A Waterloo "citizen investigator" finds NEB memo boasting about Harper government changes at pipeline hearings designed to speed project approvals.

Louisette Lanteigne Waterloo resident holding NEB letter - photo James Jackson
Waterloo resident Louisette Lanteigne holding a recent NEB letter. Photo courtesy of James Jackson with the Waterloo Chronicle.

A Waterloo resident – now credited with finding crucial flaws in Enbridge’s Line 9 reversal pipeline in Southwest Ontario -- is sounding the alarm over an internal e-mail from the National Energy Board that appears to boast about new Harper government rules that reduce the public’s ability to ask questions at pipeline hearings.

Louisette Lanteigne uncovered the e-mail via an Access to Information request.  In the report attached to the memo, the NEB’s Hearing Manager for Oil Pipeline Applications told colleagues about the “successes” of a recently concluded Line 9A pipeline hearing in the summer of 2012. 

The manager states that the public’s inability to cross-examine witnesses at the hearing was one of several achievements.

“Having only final oral argument and no cross examination worked well in this case,” wrote the NEB manager, “due to the highly technical issues regarding engineering and integrity."   

Section of NEB e-mail discovered by Louisette Lanteigne

Section of the internal NEB report on the Line 9 hearing discovered by Louisette Lanteigne.  Full e-mail at story's bottom.

The e-mail was written three weeks after a Harper government omnibus bill C-38 law -- the "Jobs, Growth and Long-term Prosperity Act" -- came into force in 2012 that put new limits on NEB hearings.  Conservative Minister Joe Oliver said at the time that the reforms were necessary to halt “environmental and other radical groups” from hijacking pipeline reviews.

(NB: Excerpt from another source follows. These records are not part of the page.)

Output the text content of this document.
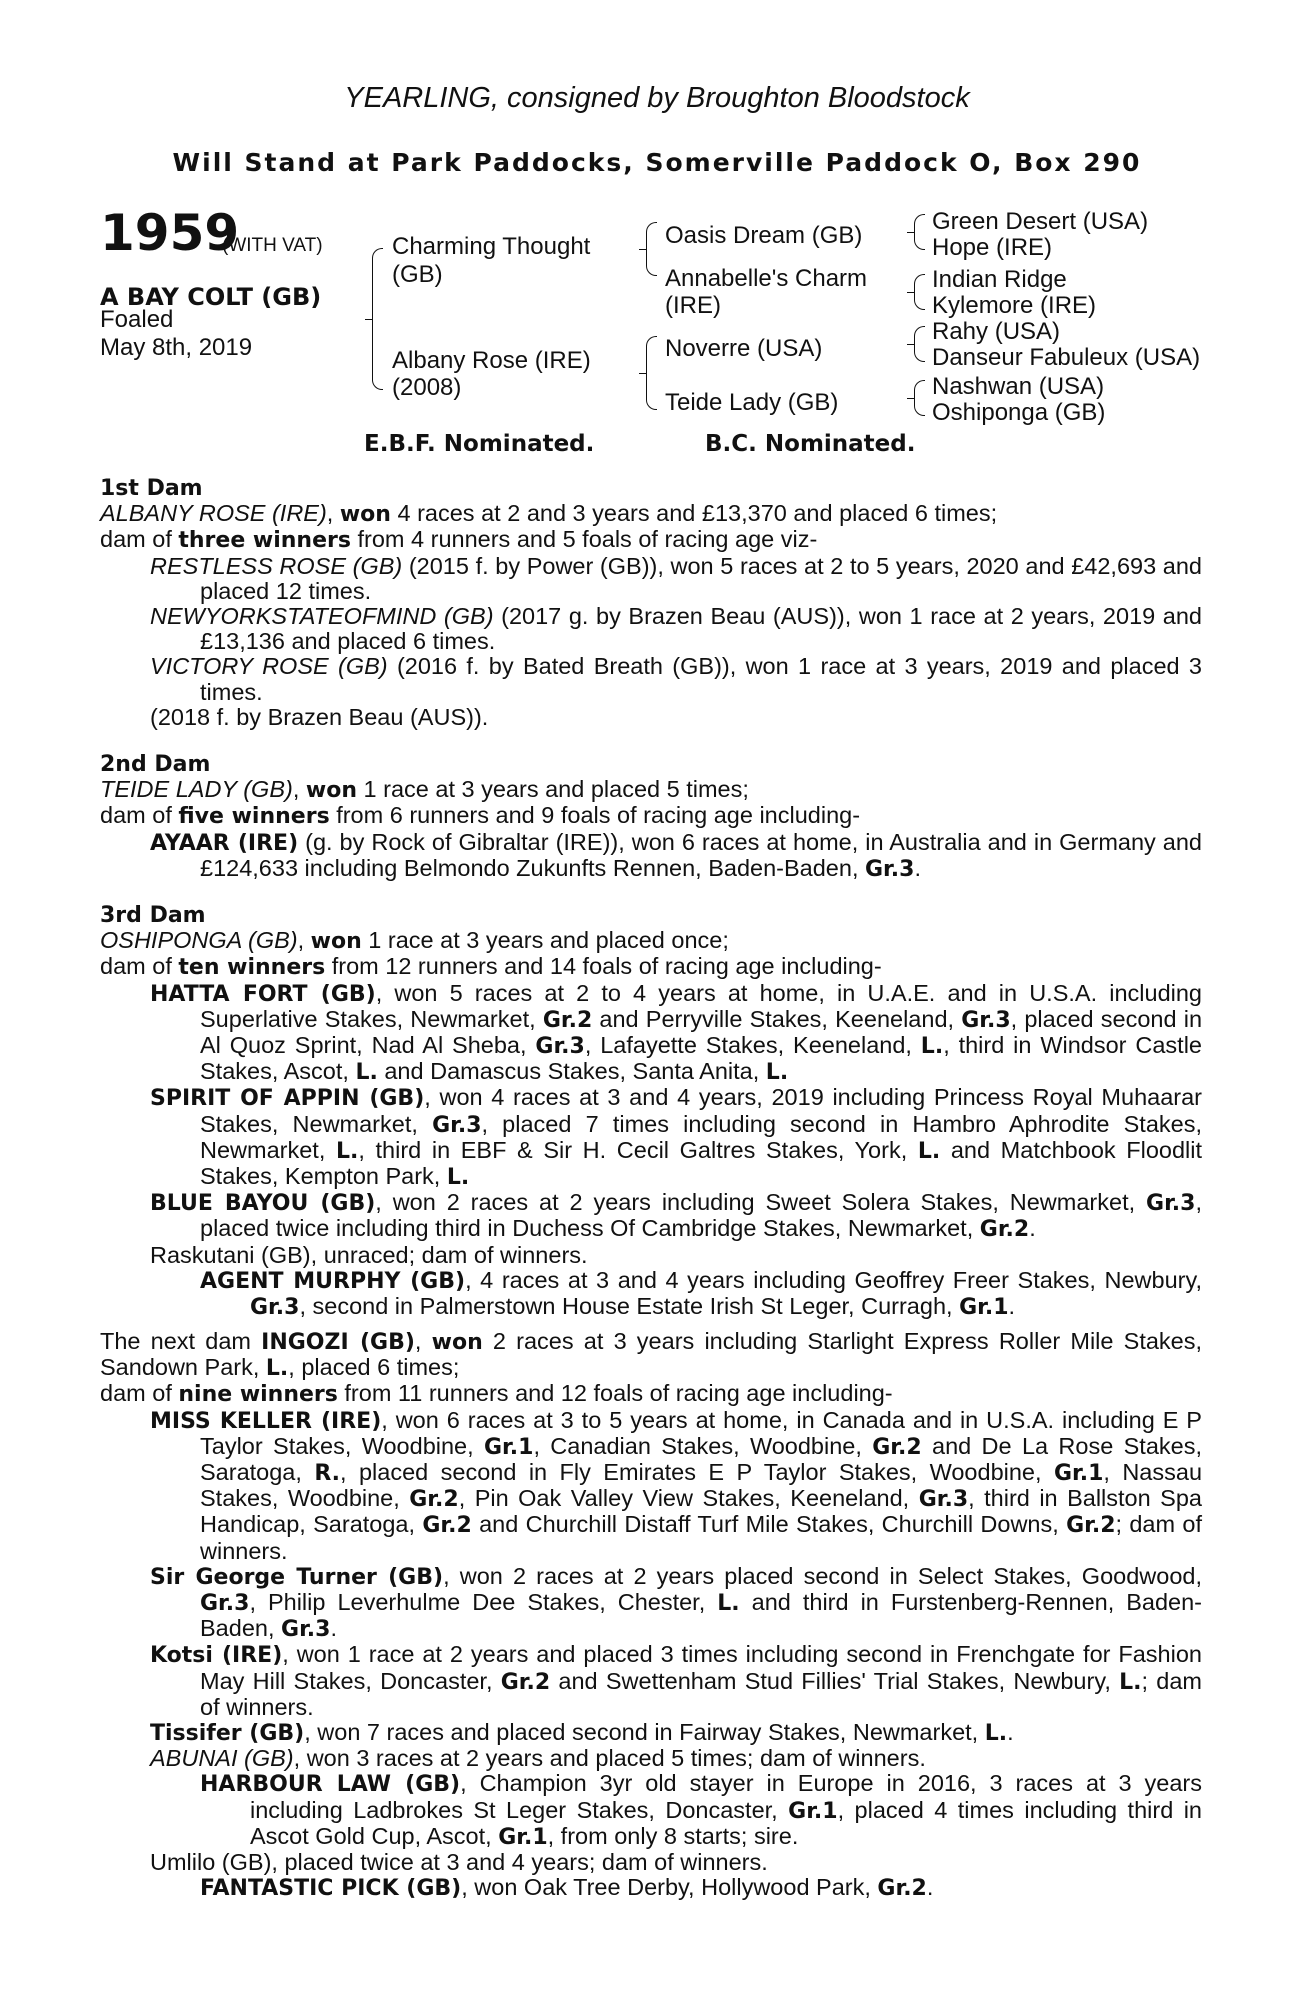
YEARLING, consigned by Broughton Bloodstock
Will Stand at Park Paddocks, Somerville Paddock O, Box 290
1959
(WITH VAT)
A BAY COLT (GB)
Foaled
May 8th, 2019
Charming Thought
(GB)
Albany Rose (IRE)
(2008)
Oasis Dream (GB)
Annabelle's Charm
(IRE)
Noverre (USA)
Teide Lady (GB)
Green Desert (USA)
Hope (IRE)
Indian Ridge
Kylemore (IRE)
Rahy (USA)
Danseur Fabuleux (USA)
Nashwan (USA)
Oshiponga (GB)
E.B.F. Nominated.	B.C. Nominated.

1st Dam

ALBANY ROSE (IRE), won 4 races at 2 and 3 years and £13,370 and placed 6 times;

dam of three winners from 4 runners and 5 foals of racing age viz-

RESTLESS ROSE (GB) (2015 f. by Power (GB)), won 5 races at 2 to 5 years, 2020 and £42,693 and placed 12 times.

NEWYORKSTATEOFMIND (GB) (2017 g. by Brazen Beau (AUS)), won 1 race at 2 years, 2019 and £13,136 and placed 6 times.

VICTORY ROSE (GB) (2016 f. by Bated Breath (GB)), won 1 race at 3 years, 2019 and placed 3 times.

(2018 f. by Brazen Beau (AUS)).

2nd Dam

TEIDE LADY (GB), won 1 race at 3 years and placed 5 times;

dam of five winners from 6 runners and 9 foals of racing age including-

AYAAR (IRE) (g. by Rock of Gibraltar (IRE)), won 6 races at home, in Australia and in Germany and £124,633 including Belmondo Zukunfts Rennen, Baden-Baden, Gr.3.

3rd Dam

OSHIPONGA (GB), won 1 race at 3 years and placed once;

dam of ten winners from 12 runners and 14 foals of racing age including-

HATTA FORT (GB), won 5 races at 2 to 4 years at home, in U.A.E. and in U.S.A. including Superlative Stakes, Newmarket, Gr.2 and Perryville Stakes, Keeneland, Gr.3, placed second in Al Quoz Sprint, Nad Al Sheba, Gr.3, Lafayette Stakes, Keeneland, L., third in Windsor Castle Stakes, Ascot, L. and Damascus Stakes, Santa Anita, L.

SPIRIT OF APPIN (GB), won 4 races at 3 and 4 years, 2019 including Princess Royal Muhaarar Stakes, Newmarket, Gr.3, placed 7 times including second in Hambro Aphrodite Stakes, Newmarket, L., third in EBF & Sir H. Cecil Galtres Stakes, York, L. and Matchbook Floodlit Stakes, Kempton Park, L.

BLUE BAYOU (GB), won 2 races at 2 years including Sweet Solera Stakes, Newmarket, Gr.3, placed twice including third in Duchess Of Cambridge Stakes, Newmarket, Gr.2.

Raskutani (GB), unraced; dam of winners.

AGENT MURPHY (GB), 4 races at 3 and 4 years including Geoffrey Freer Stakes, Newbury, Gr.3, second in Palmerstown House Estate Irish St Leger, Curragh, Gr.1.

The next dam INGOZI (GB), won 2 races at 3 years including Starlight Express Roller Mile Stakes, Sandown Park, L., placed 6 times;

dam of nine winners from 11 runners and 12 foals of racing age including-

MISS KELLER (IRE), won 6 races at 3 to 5 years at home, in Canada and in U.S.A. including E P Taylor Stakes, Woodbine, Gr.1, Canadian Stakes, Woodbine, Gr.2 and De La Rose Stakes, Saratoga, R., placed second in Fly Emirates E P Taylor Stakes, Woodbine, Gr.1, Nassau Stakes, Woodbine, Gr.2, Pin Oak Valley View Stakes, Keeneland, Gr.3, third in Ballston Spa Handicap, Saratoga, Gr.2 and Churchill Distaff Turf Mile Stakes, Churchill Downs, Gr.2; dam of winners.

Sir George Turner (GB), won 2 races at 2 years placed second in Select Stakes, Goodwood, Gr.3, Philip Leverhulme Dee Stakes, Chester, L. and third in Furstenberg-Rennen, Baden-Baden, Gr.3.

Kotsi (IRE), won 1 race at 2 years and placed 3 times including second in Frenchgate for Fashion May Hill Stakes, Doncaster, Gr.2 and Swettenham Stud Fillies' Trial Stakes, Newbury, L.; dam of winners.

Tissifer (GB), won 7 races and placed second in Fairway Stakes, Newmarket, L..

ABUNAI (GB), won 3 races at 2 years and placed 5 times; dam of winners.

HARBOUR LAW (GB), Champion 3yr old stayer in Europe in 2016, 3 races at 3 years including Ladbrokes St Leger Stakes, Doncaster, Gr.1, placed 4 times including third in Ascot Gold Cup, Ascot, Gr.1, from only 8 starts; sire.

Umlilo (GB), placed twice at 3 and 4 years; dam of winners.

FANTASTIC PICK (GB), won Oak Tree Derby, Hollywood Park, Gr.2.
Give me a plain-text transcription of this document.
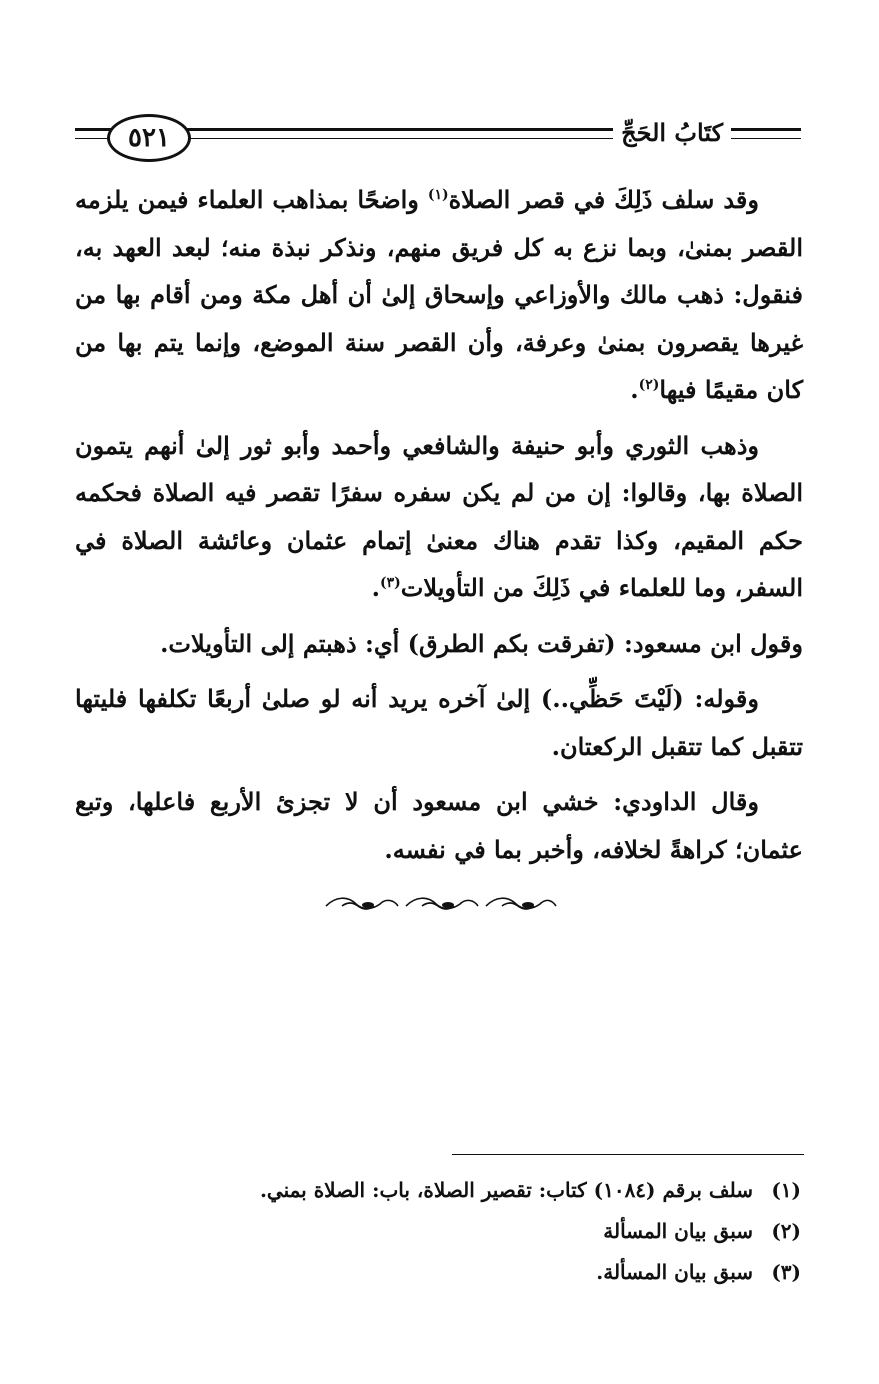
٥٢١	كتَابُ الحَجِّ

وقد سلف ذَلِكَ في قصر الصلاة$^{(١)}$ واضحًا بمذاهب العلماء فيمن يلزمه القصر بمنىٰ، وبما نزع به كل فريق منهم، ونذكر نبذة منه؛ لبعد العهد به، فنقول: ذهب مالك والأوزاعي وإسحاق إلىٰ أن أهل مكة ومن أقام بها من غيرها يقصرون بمنىٰ وعرفة، وأن القصر سنة الموضع، وإنما يتم بها من كان مقيمًا فيها$^{(٢)}$.

وذهب الثوري وأبو حنيفة والشافعي وأحمد وأبو ثور إلىٰ أنهم يتمون الصلاة بها، وقالوا: إن من لم يكن سفره سفرًا تقصر فيه الصلاة فحكمه حكم المقيم، وكذا تقدم هناك معنىٰ إتمام عثمان وعائشة الصلاة في السفر، وما للعلماء في ذَلِكَ من التأويلات$^{(٣)}$.

وقول ابن مسعود: (تفرقت بكم الطرق) أي: ذهبتم إلى التأويلات.

وقوله: (لَيْتَ حَظِّي..) إلىٰ آخره يريد أنه لو صلىٰ أربعًا تكلفها فليتها تتقبل كما تتقبل الركعتان.

وقال الداودي: خشي ابن مسعود أن لا تجزئ الأربع فاعلها، وتبع عثمان؛ كراهةً لخلافه، وأخبر بما في نفسه.

(١)
سلف برقم (١٠٨٤) كتاب: تقصير الصلاة، باب: الصلاة بمني.
(٢)
سبق بيان المسألة
(٣)
سبق بيان المسألة.
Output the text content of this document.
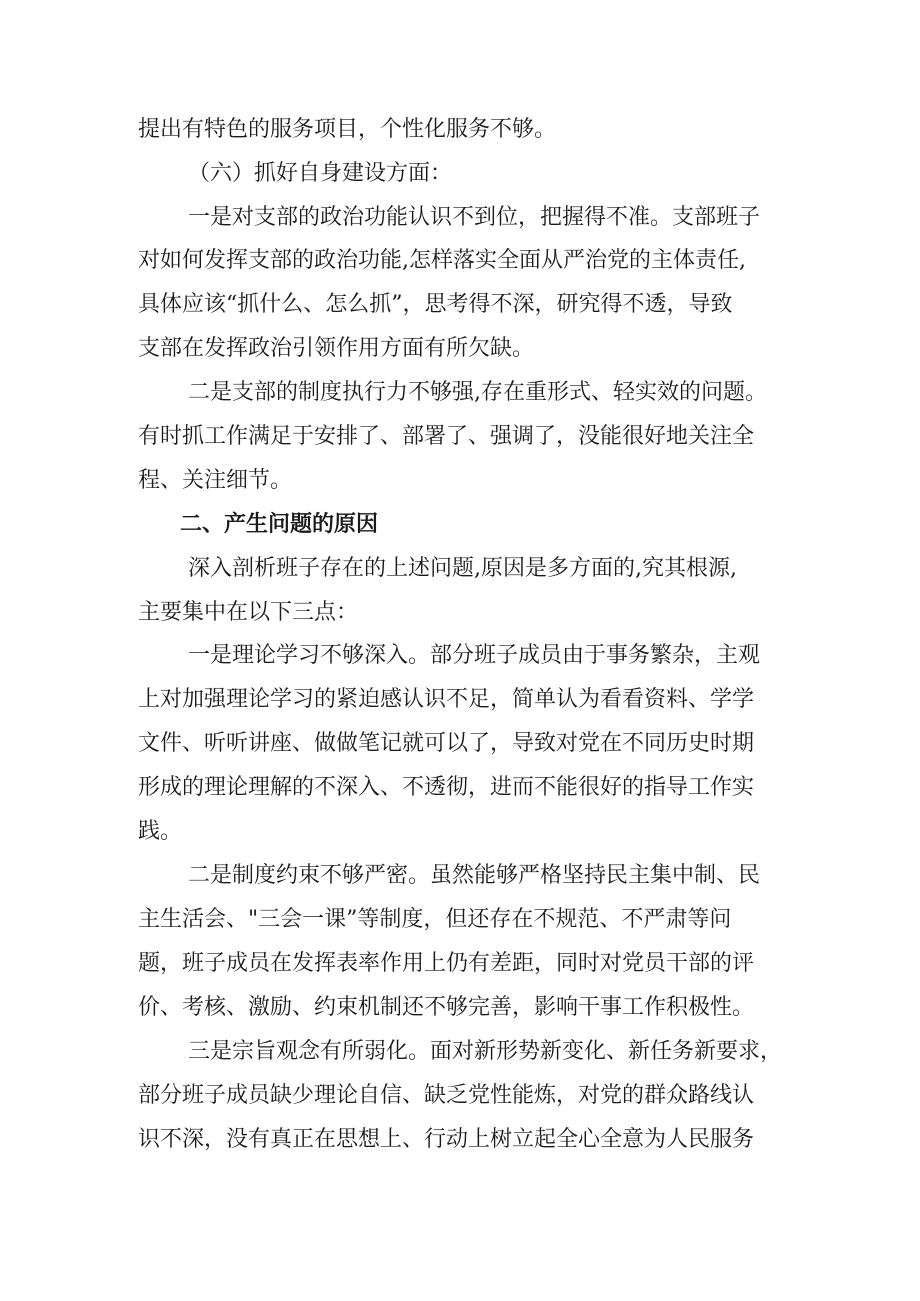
提出有特色的服务项目，个性化服务不够。
（六）抓好自身建设方面：
一是对支部的政治功能认识不到位，把握得不准。支部班子
对如何发挥支部的政治功能,怎样落实全面从严治党的主体责任,
具体应该“抓什么、怎么抓”，思考得不深，研究得不透，导致
支部在发挥政治引领作用方面有所欠缺。
二是支部的制度执行力不够强,存在重形式、轻实效的问题。
有时抓工作满足于安排了、部署了、强调了，没能很好地关注全
程、关注细节。
二、产生问题的原因
深入剖析班子存在的上述问题,原因是多方面的,究其根源,
主要集中在以下三点：
一是理论学习不够深入。部分班子成员由于事务繁杂，主观
上对加强理论学习的紧迫感认识不足，简单认为看看资料、学学
文件、听听讲座、做做笔记就可以了，导致对党在不同历史时期
形成的理论理解的不深入、不透彻，进而不能很好的指导工作实
践。
二是制度约束不够严密。虽然能够严格坚持民主集中制、民
主生活会、"三会一课”等制度，但还存在不规范、不严肃等问
题，班子成员在发挥表率作用上仍有差距，同时对党员干部的评
价、考核、激励、约束机制还不够完善，影响干事工作积极性。
三是宗旨观念有所弱化。面对新形势新变化、新任务新要求，
部分班子成员缺少理论自信、缺乏党性能炼，对党的群众路线认
识不深，没有真正在思想上、行动上树立起全心全意为人民服务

Lanteigne, who discovered the NEB e-mail by accident, found the NEB manager’s comment hard to stomach. 

“I was shocked when I read that,” she said Monday from Waterloo, ON.  “The lack of public input is actually a liability.”

“You need cross examination.  You need it to understand the logic of why the decisions are being made.”

“They undermine the intelligence of the public.  Because they assume we don’t understand basic engineering,” she said.

Line 9 Reversal pipeline map - Vancouver Observer

Line 9 Reversal pipeline map from Enbridge's NEB application

A National Energy Board explains its hearing manager’s email about cross-examinations this way: 

“Because of the highly technical issues in this project, we held an oral final argument. Information placed on the record was tested through written information requests, which are available on the public record,” wrote a spokesperson last week. 

The NEB hearing manager also listed these “successes” in the 2012 e-mail:

  • Maintaining the hearing’s duration to 11.5 months
  • Handling protester disruption at the two-day oral hearing by clearing the room with security
  • Keeping deadlines for public participation “despite tight timelines”

Many observers were critical of the board for not doing a better job promoting the opportunity for the public to participate in the hearing.  Some, including local politicians opposed to the pipeline who wanted to be interveners, missed deadlines to apply because they were not informed, according to Lanteigne.

The NEB finally approved the full length of the $16.9-billion Sarnia-to-Montreal pipeline in March 2014.  (The budget is double the cost of Northern Gateway.) 

Line 9 will pump 300,000 barrels of oil through its U.S. pipelines into southwest Ontario and onward to Montreal refineries.  The move is part of a larger industry push, like TransCanada’s Energy East project, to pump Alberta and U.S. Bakken oil eastward.